En conséquence, la société Kanelya est redevable du montant des factures sur la base des tarifs indiqués dans la lettre de mission, l’augmentation unilatérale des tarifs par la société ACECI postérieurement à la réalisation des prestations n’étant pas justifiée.
Le jugement sera confirmé en ce qu’il a condamné la société Kanelya à payer à la société ACECI la somme de 780 euros TTC, avec intérêts au taux légal à compter du 4 février 2022 et rejeté le surplus des demandes de la société ACECI.
Sur les demandes accessoires
Les dispositions de première instance relatives aux frais irrépétibles et aux dépens seront confirmées.
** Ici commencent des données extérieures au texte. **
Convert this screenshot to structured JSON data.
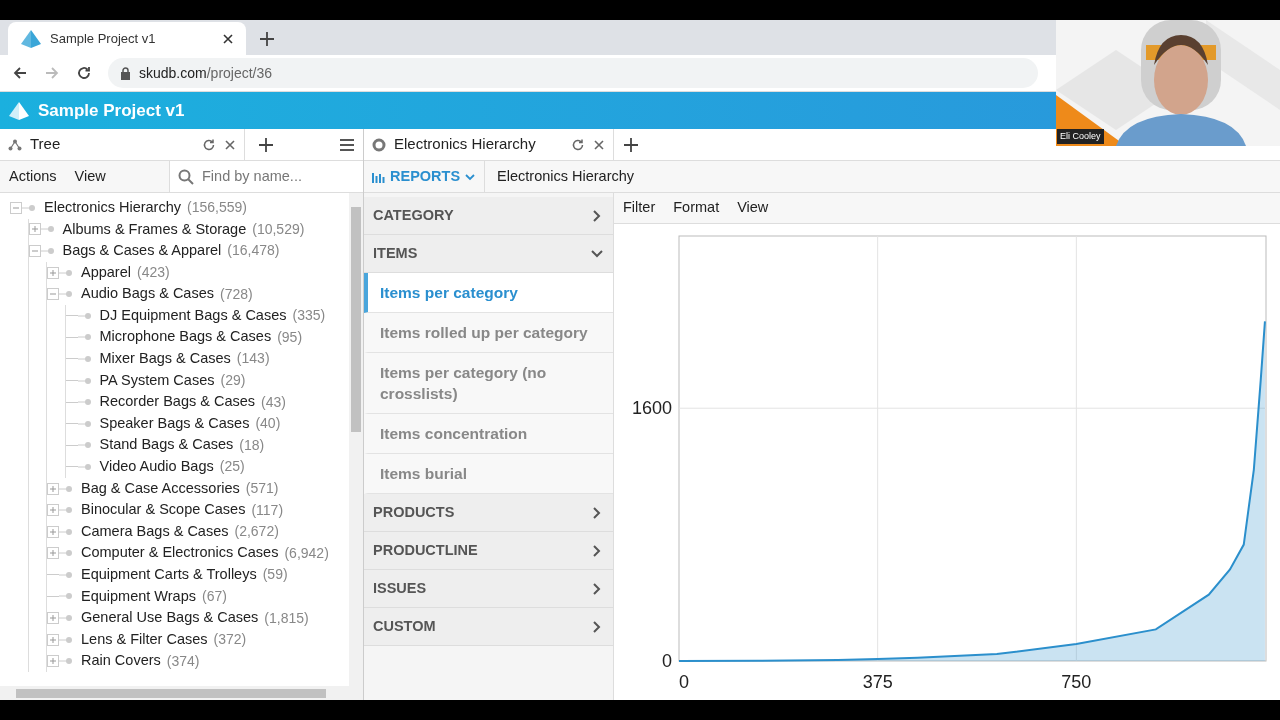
{
  "browser": {
    "tab_title": "Sample Project v1",
    "url_host": "skudb.com",
    "url_path": "/project/36"
  },
  "app": {
    "title": "Sample Project v1"
  },
  "left_pane": {
    "tab": "Tree",
    "menu": [
      "Actions",
      "View"
    ],
    "search": {
      "placeholder": "Find by name..."
    },
    "tree": [
      {
        "label": "Electronics Hierarchy",
        "count": "(156,559)",
        "kind": "group",
        "expanded": true,
        "children": [
          {
            "label": "Albums & Frames & Storage",
            "count": "(10,529)",
            "kind": "group",
            "expanded": false
          },
          {
            "label": "Bags & Cases & Apparel",
            "count": "(16,478)",
            "kind": "group",
            "expanded": true,
            "children": [
              {
                "label": "Apparel",
                "count": "(423)",
                "kind": "group",
                "expanded": false
              },
              {
                "label": "Audio Bags & Cases",
                "count": "(728)",
                "kind": "group",
                "expanded": true,
                "children": [
                  {
                    "label": "DJ Equipment Bags & Cases",
                    "count": "(335)",
                    "kind": "leaf"
                  },
                  {
                    "label": "Microphone Bags & Cases",
                    "count": "(95)",
                    "kind": "leaf"
                  },
                  {
                    "label": "Mixer Bags & Cases",
                    "count": "(143)",
                    "kind": "leaf"
                  },
                  {
                    "label": "PA System Cases",
                    "count": "(29)",
                    "kind": "leaf"
                  },
                  {
                    "label": "Recorder Bags & Cases",
                    "count": "(43)",
                    "kind": "leaf"
                  },
                  {
                    "label": "Speaker Bags & Cases",
                    "count": "(40)",
                    "kind": "leaf"
                  },
                  {
                    "label": "Stand Bags & Cases",
                    "count": "(18)",
                    "kind": "leaf"
                  },
                  {
                    "label": "Video Audio Bags",
                    "count": "(25)",
                    "kind": "leaf"
                  }
                ]
              },
              {
                "label": "Bag & Case Accessories",
                "count": "(571)",
                "kind": "group",
                "expanded": false
              },
              {
                "label": "Binocular & Scope Cases",
                "count": "(117)",
                "kind": "group",
                "expanded": false
              },
              {
                "label": "Camera Bags & Cases",
                "count": "(2,672)",
                "kind": "group",
                "expanded": false
              },
              {
                "label": "Computer & Electronics Cases",
                "count": "(6,942)",
                "kind": "group",
                "expanded": false
              },
              {
                "label": "Equipment Carts & Trolleys",
                "count": "(59)",
                "kind": "leaf"
              },
              {
                "label": "Equipment Wraps",
                "count": "(67)",
                "kind": "leaf"
              },
              {
                "label": "General Use Bags & Cases",
                "count": "(1,815)",
                "kind": "group",
                "expanded": false
              },
              {
                "label": "Lens & Filter Cases",
                "count": "(372)",
                "kind": "group",
                "expanded": false
              },
              {
                "label": "Rain Covers",
                "count": "(374)",
                "kind": "group",
                "expanded": false
              }
            ]
          }
        ]
      }
    ]
  },
  "right_pane": {
    "tab": "Electronics Hierarchy",
    "reports_button": "REPORTS",
    "breadcrumb": "Electronics Hierarchy",
    "sections": [
      {
        "label": "CATEGORY",
        "expanded": false
      },
      {
        "label": "ITEMS",
        "expanded": true,
        "items": [
          {
            "label": "Items per category",
            "selected": true
          },
          {
            "label": "Items rolled up per category",
            "selected": false
          },
          {
            "label": "Items per category (no crosslists)",
            "selected": false
          },
          {
            "label": "Items concentration",
            "selected": false
          },
          {
            "label": "Items burial",
            "selected": false
          }
        ]
      },
      {
        "label": "PRODUCTS",
        "expanded": false
      },
      {
        "label": "PRODUCTLINE",
        "expanded": false
      },
      {
        "label": "ISSUES",
        "expanded": false
      },
      {
        "label": "CUSTOM",
        "expanded": false
      }
    ],
    "chart_menu": [
      "Filter",
      "Format",
      "View"
    ],
    "chart_data": {
      "type": "area",
      "x": [
        0,
        150,
        300,
        375,
        450,
        600,
        750,
        900,
        1000,
        1040,
        1066,
        1085,
        1098,
        1106
      ],
      "series": [
        {
          "color": "#2b8fcc",
          "values": [
            0,
            1,
            6,
            12,
            20,
            44,
            107,
            200,
            420,
            580,
            737,
            1210,
            1776,
            2150
          ]
        }
      ],
      "xlim": [
        0,
        1108
      ],
      "ylim": [
        0,
        2690
      ],
      "xticks": [
        0,
        375,
        750
      ],
      "yticks": [
        0,
        1600
      ],
      "grid": true
    }
  },
  "video": {
    "name": "Eli Cooley"
  }
}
La société ACECI, partie perdante, sera condamnée aux dépens d’appel. Il apparaît équitable de la condamner aux dépens d’appel et à verser à la société Kanelya la somme de 2500 euros sur le fondement de l’article 700 du code de procédure civile. La demande à ce titre de la société ACECI sera rejetée.
PAR CES MOTIFS,
Confirme le jugement du 28 juin 2022 du tribunal de commerce de Créteil en toutes ses dispositions ;
Y ajoutant,
Condamne la société Audit Conseil Expertise Comptable Internationale à verser à la société Kanelya la somme de 2500 euros sur le fondement de l’article 700 du code de procédure civile ;
Rejette la demande de la société Audit Conseil Expertise Comptable Internationale sur le fondement de l’article 700 du code de procédure civile ;
Condamne la société Audit Conseil Expertise Comptable Internationale aux dépens d’appel qui pourront être recouvrés conformément aux dispositions de l’article 699 du code de procédure civile au bénéfice de Me Jacques Bellichach, avocat.